Florida Atlantic University coordinated with the Urban Impact Lab, Dream in Green, AIA Miami, Miami Center for Architecture & Design, Inc., and the Health Foundation of South Florida to hold the Cardboard Challenge, October 2019, in Miami. The event was targeted toward K-5 schools in the area and focused around creative play, street safety and environmental stewardship.

Duke University Duke Humans and Autonomy Lab (HAL)

Students from NC A&T’s Summer High School Transportation Institute visited the HAL lab at Duke in July 2019 to learn about the facility’s robotics programs and to practice traffic safety activities led by CSCRS researchers. This was the second year students from this program have participated in these activities.

HAL lab visits Tigerfest

Students at Chapel Hill High School toured the HAL lab mobile command center van at their annual Tigerfest event in May 2019.

Coffee and Conversation

There have been three iterations of the UNC’s Coffee and Conversation, a lecture series started in January 2018. It is a biweekly dialogue featuring experts in public health, transportation, planning, engineering, and ethics who explore the many interrelated components of our complex transportation system.

National Travel Monitoring Exposition and Conference (NaTMEC) – 2021

NaTMEC 2021, planned and coordinated by CSCRS, incorporated multiple activities for students.

 

Student Research and Scholarships

CSCRS Outstanding Student of the Year

CSCRS has chosen six Outstanding Students of the Year, who receive their awards at the Council of University Transportation Center’s Annual Outstanding Student of the Year Awards ceremony held every January.

  • The first winner in 2017 was Becky Naumann, who received her Ph.D. in epidemiology from UNC.  
  • The 2018 winner was Ali Boggs, who earned her doctorate in Transportation Engineering from The University of Tennessee, Knoxville, in July 2019.
  • The 2019 winner was Mary Wolfe, who received her Ph.D. in City and Regional Planning in 2020 at UNC.
  • The 2020 winner was Benjamin Bauchwitz, expected to complete his dissertation in 2023 at Duke University.
  • The 2021 winner was Emma Vinella-Brusher, who is pursuing a dual master’s degree in Public Health and City and Regional Planning at UNC.
  • The 2022 winner was Aqshems Nichols, a UCB civil engineering doctoral student with a focus on transportation engineering.

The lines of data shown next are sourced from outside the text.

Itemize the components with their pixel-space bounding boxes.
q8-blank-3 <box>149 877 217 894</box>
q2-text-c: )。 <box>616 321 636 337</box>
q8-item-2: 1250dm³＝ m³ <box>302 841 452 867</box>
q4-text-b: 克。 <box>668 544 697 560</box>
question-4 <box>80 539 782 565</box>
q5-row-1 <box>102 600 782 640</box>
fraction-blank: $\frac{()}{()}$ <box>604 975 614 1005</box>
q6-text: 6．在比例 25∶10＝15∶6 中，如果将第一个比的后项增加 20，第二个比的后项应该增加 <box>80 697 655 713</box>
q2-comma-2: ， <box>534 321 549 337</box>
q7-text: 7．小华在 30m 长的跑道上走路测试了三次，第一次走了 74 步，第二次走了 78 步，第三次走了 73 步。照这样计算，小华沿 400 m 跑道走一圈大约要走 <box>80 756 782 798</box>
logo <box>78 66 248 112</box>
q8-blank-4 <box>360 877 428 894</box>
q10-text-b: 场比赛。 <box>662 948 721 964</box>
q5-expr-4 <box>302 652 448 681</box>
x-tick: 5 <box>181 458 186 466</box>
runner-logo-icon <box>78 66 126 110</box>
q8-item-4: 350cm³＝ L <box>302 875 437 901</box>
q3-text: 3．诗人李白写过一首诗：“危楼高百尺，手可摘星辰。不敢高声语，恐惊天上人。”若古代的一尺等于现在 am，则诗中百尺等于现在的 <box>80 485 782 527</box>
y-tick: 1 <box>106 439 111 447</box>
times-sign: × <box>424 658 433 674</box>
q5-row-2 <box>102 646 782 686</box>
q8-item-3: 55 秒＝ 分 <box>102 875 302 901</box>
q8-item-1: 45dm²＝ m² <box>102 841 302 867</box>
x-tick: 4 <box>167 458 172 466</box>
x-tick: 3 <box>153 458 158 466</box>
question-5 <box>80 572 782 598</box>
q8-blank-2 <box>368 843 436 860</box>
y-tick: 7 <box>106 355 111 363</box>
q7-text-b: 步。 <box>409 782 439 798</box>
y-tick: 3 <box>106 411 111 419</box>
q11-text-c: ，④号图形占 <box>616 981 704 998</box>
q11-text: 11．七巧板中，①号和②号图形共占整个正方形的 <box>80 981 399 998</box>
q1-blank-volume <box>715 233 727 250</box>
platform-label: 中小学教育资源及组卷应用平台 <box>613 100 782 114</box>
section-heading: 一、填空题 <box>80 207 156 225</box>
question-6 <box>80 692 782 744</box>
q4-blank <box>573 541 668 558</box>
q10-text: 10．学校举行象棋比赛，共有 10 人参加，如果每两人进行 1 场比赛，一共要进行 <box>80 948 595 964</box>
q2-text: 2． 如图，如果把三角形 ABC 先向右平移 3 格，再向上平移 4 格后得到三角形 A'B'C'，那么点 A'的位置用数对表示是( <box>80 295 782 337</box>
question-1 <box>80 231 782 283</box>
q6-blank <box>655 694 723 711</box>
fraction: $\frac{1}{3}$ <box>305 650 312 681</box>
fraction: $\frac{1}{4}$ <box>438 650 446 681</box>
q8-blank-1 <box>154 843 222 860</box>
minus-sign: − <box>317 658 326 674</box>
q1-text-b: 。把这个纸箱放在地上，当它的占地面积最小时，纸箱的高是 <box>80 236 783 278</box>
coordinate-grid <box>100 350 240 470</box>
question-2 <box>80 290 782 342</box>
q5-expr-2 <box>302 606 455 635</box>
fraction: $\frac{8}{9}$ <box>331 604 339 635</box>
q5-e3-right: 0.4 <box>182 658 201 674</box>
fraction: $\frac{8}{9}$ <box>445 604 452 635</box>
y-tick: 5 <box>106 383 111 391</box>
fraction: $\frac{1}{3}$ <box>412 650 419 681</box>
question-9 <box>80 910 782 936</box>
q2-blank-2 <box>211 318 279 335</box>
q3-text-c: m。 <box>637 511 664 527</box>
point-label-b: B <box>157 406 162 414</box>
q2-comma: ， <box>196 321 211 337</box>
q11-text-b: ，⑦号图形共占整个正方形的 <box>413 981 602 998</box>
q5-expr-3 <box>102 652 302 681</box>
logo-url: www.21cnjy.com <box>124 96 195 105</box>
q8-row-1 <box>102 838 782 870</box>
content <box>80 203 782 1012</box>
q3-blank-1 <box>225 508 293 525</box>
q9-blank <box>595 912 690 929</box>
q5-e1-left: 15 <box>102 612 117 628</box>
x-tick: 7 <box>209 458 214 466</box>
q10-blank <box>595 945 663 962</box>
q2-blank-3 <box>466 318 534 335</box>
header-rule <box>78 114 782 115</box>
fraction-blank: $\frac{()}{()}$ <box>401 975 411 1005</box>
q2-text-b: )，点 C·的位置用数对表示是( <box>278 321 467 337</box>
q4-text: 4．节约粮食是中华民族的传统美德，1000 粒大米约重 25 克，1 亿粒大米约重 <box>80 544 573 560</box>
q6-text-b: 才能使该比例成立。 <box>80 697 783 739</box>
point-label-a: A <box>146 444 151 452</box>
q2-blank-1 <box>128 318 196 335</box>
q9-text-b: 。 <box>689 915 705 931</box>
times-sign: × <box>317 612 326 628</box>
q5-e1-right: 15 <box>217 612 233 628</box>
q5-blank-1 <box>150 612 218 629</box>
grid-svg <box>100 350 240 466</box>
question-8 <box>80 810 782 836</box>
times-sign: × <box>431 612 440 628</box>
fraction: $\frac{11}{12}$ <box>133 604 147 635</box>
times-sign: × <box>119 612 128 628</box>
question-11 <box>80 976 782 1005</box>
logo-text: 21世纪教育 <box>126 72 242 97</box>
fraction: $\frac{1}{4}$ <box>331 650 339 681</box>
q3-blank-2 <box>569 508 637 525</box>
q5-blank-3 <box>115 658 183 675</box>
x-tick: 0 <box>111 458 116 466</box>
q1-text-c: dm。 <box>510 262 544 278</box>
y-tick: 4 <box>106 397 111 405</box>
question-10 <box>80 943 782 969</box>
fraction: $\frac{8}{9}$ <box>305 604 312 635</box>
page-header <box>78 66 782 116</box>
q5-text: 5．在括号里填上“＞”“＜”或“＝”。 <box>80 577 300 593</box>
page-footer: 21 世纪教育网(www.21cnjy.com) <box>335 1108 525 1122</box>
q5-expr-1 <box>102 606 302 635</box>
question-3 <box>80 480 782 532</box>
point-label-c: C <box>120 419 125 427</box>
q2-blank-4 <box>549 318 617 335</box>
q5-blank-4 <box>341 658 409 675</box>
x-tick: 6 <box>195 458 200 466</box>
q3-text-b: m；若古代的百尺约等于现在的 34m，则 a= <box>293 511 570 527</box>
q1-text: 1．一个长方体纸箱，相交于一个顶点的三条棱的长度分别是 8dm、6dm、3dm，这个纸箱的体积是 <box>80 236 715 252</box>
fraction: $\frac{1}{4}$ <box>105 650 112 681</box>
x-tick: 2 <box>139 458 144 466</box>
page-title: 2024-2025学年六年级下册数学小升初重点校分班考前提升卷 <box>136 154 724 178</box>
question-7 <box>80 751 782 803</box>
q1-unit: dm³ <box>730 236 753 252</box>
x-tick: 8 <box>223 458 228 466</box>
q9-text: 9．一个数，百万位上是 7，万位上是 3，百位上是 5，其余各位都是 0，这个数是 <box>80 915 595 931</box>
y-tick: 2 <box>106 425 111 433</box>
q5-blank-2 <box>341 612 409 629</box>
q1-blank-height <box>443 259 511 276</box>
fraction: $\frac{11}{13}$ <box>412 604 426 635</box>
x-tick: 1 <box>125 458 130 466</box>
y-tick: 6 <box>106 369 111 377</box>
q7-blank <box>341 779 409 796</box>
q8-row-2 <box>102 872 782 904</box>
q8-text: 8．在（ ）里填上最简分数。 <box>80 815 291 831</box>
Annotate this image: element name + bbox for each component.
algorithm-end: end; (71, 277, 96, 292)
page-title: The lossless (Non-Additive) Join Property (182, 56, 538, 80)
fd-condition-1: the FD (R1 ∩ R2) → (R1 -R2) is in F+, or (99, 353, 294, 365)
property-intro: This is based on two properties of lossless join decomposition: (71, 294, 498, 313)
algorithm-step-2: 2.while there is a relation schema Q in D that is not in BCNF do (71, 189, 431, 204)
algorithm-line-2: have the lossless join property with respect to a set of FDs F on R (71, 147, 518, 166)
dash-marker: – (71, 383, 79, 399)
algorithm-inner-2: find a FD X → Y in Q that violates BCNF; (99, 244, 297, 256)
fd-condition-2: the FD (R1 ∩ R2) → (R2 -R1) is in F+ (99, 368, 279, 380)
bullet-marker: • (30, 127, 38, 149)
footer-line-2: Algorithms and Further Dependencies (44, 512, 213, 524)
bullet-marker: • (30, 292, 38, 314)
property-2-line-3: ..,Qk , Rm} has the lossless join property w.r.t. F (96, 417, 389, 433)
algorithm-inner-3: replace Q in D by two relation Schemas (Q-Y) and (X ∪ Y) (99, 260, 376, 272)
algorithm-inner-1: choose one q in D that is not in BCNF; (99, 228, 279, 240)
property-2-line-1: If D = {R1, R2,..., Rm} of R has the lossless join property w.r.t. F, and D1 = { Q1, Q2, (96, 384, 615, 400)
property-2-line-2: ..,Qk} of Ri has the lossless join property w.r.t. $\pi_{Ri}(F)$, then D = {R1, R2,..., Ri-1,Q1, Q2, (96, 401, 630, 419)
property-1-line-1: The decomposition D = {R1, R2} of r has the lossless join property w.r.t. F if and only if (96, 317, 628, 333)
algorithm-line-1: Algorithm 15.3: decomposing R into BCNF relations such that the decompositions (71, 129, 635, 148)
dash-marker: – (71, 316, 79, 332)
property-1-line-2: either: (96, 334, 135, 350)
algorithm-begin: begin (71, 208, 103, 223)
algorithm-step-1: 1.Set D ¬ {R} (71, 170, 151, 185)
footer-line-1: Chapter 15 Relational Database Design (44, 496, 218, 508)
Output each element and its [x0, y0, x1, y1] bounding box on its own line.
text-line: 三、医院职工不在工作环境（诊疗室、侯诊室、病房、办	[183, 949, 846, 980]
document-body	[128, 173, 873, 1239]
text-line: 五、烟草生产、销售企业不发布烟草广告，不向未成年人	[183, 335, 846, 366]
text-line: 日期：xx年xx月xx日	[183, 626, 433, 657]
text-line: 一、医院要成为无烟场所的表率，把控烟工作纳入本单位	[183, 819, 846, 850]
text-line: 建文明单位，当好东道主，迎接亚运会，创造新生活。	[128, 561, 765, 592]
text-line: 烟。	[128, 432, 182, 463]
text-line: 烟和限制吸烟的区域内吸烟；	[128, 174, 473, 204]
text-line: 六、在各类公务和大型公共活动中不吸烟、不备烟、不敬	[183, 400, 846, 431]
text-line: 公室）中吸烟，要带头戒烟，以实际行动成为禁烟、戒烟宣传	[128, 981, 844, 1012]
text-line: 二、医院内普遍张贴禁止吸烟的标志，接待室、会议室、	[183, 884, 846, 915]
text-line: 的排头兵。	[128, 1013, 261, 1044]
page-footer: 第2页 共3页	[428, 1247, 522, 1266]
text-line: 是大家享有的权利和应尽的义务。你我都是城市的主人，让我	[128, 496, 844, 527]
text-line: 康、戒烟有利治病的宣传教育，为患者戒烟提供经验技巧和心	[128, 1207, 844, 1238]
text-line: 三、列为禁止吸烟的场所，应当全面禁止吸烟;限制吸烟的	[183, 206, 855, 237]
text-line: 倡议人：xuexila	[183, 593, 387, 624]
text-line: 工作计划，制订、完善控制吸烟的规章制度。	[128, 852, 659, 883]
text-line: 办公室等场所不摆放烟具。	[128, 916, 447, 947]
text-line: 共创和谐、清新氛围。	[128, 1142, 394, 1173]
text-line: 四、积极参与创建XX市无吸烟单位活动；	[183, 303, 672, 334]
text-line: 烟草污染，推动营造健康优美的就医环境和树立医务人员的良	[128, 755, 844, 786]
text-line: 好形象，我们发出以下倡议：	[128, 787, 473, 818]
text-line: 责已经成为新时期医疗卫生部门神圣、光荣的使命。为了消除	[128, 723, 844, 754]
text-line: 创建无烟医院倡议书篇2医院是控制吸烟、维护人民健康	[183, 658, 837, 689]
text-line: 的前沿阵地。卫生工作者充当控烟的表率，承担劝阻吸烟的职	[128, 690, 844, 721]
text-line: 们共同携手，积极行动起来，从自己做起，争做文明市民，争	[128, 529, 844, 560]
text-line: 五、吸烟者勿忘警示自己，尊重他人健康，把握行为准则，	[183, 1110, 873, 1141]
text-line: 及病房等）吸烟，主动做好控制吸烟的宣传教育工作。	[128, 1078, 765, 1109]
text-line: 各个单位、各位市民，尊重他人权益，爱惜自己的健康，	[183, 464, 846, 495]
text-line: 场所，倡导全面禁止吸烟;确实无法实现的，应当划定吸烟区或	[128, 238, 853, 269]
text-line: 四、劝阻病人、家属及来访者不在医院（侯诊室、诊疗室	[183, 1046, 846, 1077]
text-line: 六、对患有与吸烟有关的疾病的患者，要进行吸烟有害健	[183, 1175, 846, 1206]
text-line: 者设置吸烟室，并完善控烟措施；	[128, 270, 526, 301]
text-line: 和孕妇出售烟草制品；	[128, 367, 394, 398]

Dwight David Eisenhower Transportation Fellows

Several CSCRS students were chosen as Dwight David Eisenhower Transportation Fellows in fall 2019. Two were UNC’s M. Clay Barnes, whose research covers health/safety outcomes related to e-commerce, and Libby Szuflita, whose research looks at traffic analysis zones.
The University of California, Berkeley also had several Eisenhower fellows.

CSCRS Road Safety Fellows

CSCRS Road Safety Fellows at the University of California, Berkeley, engage in a variety of CSCRS research activities.